She had no
twinges for any underminings of her "most intimate friend"--in
fact, she felt that her work on a new portrait of Mildred for Mr.
Russell had been honest and accurate. But why had it been her
instinct to show him an Alice Adams who didn't exist?
Almost everything she had said to him was upon spontaneous
impulse, springing to her lips on the instant; yet it all seemed
to have been founded upon a careful design, as if some hidden
self kept such designs in stock and handed them up to her,
ready-made, to be used for its own purpose. What appeared to be
the desired result was a false-coloured image in Russell's mind;
but if he liked that image he wouldn't be liking Alice Adams; nor
would anything he thought about the image be a thought about her.

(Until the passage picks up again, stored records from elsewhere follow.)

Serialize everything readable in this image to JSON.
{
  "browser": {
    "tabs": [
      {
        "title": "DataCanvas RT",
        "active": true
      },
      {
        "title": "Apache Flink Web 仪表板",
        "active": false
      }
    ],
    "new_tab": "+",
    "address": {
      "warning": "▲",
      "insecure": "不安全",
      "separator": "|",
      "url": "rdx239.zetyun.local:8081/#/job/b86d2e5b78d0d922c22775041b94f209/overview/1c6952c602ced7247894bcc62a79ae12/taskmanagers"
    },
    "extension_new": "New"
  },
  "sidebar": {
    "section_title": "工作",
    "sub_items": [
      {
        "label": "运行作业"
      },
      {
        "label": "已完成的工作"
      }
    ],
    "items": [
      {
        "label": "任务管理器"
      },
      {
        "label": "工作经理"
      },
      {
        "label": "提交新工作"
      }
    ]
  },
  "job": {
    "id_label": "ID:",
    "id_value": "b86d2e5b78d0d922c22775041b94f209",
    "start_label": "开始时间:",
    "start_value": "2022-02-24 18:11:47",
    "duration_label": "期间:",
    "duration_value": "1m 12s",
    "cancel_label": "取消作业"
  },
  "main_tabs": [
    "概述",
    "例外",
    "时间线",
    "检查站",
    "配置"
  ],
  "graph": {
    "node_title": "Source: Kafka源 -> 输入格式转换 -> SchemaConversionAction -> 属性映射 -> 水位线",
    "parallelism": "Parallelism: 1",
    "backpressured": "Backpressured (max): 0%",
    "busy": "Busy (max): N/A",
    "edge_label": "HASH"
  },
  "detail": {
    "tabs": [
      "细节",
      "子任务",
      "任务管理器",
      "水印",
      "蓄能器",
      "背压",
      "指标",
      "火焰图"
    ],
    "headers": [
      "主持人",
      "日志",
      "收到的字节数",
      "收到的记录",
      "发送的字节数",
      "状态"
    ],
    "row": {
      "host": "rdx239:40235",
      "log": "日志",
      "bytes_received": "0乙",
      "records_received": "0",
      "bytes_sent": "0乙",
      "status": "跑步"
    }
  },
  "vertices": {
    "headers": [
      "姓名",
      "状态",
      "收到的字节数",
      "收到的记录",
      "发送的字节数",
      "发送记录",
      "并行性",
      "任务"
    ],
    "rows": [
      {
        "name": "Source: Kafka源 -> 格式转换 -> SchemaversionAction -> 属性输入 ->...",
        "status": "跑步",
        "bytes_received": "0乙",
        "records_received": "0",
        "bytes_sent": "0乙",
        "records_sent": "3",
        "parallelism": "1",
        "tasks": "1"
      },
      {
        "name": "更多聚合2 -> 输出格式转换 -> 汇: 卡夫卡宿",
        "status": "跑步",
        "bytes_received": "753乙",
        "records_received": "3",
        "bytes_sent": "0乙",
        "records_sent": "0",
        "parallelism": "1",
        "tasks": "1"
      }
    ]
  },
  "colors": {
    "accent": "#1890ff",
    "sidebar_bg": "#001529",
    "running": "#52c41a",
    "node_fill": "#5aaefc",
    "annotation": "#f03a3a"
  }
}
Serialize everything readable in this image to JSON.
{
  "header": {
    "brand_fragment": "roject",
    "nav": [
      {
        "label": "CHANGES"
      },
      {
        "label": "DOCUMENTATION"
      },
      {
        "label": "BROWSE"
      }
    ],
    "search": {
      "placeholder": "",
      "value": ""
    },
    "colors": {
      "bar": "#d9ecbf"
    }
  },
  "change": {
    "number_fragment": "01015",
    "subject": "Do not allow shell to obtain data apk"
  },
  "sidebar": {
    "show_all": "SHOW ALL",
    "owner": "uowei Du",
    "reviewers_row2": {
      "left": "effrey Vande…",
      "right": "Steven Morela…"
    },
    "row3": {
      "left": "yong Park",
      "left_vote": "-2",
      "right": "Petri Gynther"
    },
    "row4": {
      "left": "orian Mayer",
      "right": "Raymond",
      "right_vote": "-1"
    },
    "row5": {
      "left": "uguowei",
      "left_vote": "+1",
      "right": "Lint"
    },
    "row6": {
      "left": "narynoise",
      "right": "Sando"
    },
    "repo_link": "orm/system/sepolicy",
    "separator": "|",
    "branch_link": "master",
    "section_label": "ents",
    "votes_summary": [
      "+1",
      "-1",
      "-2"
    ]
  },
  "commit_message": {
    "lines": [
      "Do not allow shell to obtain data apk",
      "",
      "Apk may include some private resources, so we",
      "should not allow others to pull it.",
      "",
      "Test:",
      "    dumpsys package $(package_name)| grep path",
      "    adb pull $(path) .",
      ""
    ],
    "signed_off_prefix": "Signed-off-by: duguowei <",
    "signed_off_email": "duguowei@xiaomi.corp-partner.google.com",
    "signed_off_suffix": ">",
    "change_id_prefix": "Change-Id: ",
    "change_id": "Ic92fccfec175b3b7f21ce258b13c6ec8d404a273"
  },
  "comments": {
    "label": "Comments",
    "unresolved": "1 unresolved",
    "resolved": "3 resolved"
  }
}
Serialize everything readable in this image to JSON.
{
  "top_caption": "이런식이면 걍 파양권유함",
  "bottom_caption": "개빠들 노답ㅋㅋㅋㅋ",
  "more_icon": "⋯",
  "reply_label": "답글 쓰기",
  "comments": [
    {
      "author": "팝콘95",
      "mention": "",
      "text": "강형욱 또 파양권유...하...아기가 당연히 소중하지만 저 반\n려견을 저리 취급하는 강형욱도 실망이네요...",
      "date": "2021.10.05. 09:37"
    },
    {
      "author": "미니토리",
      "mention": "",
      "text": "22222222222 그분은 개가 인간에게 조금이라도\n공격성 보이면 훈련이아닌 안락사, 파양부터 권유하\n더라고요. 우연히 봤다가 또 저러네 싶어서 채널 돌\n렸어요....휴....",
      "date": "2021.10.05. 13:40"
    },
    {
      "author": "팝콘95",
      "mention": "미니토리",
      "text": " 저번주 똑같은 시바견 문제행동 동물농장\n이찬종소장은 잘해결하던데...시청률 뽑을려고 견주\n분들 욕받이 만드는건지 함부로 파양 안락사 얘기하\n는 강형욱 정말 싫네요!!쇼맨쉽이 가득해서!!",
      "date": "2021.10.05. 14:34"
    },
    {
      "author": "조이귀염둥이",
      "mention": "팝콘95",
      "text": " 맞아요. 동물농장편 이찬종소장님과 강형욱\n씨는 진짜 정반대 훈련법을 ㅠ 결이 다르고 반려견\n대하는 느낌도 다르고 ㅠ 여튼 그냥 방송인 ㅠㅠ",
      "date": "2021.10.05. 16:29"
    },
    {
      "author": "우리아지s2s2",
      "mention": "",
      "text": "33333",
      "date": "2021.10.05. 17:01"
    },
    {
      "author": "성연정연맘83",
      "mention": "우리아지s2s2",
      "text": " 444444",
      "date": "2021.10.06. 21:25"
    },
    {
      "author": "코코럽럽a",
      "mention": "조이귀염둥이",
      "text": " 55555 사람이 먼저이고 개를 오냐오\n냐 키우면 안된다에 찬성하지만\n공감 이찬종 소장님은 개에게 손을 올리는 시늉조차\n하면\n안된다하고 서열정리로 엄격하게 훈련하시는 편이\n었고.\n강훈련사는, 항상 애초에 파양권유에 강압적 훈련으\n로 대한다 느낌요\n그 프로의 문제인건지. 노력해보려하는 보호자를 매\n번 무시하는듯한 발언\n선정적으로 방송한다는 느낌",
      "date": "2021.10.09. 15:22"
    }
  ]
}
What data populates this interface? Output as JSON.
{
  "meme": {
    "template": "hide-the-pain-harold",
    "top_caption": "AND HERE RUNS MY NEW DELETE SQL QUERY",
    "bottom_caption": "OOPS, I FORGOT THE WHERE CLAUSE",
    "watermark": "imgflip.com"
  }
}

Nevertheless, she knew she would go on with her false, fancy
colourings of this nothing as soon as she saw him again; she had
just been practicing them. "What's the idea?" she wondered.
"What makes me tell such lies? Why shouldn't I be just myself?"
And then she thought, "But which one is myself?"
Her eyes dwelt on the solemn eyes in the mirror; and her lips,
disquieted by a deepening wonder, parted to whisper:
"Who in the world are you?"
The apparition before her had obeyed her like an alert slave, but
now, as she subsided to a complete stillness, that aspect changed
to the old mockery with which mirrors avenge their wrongs.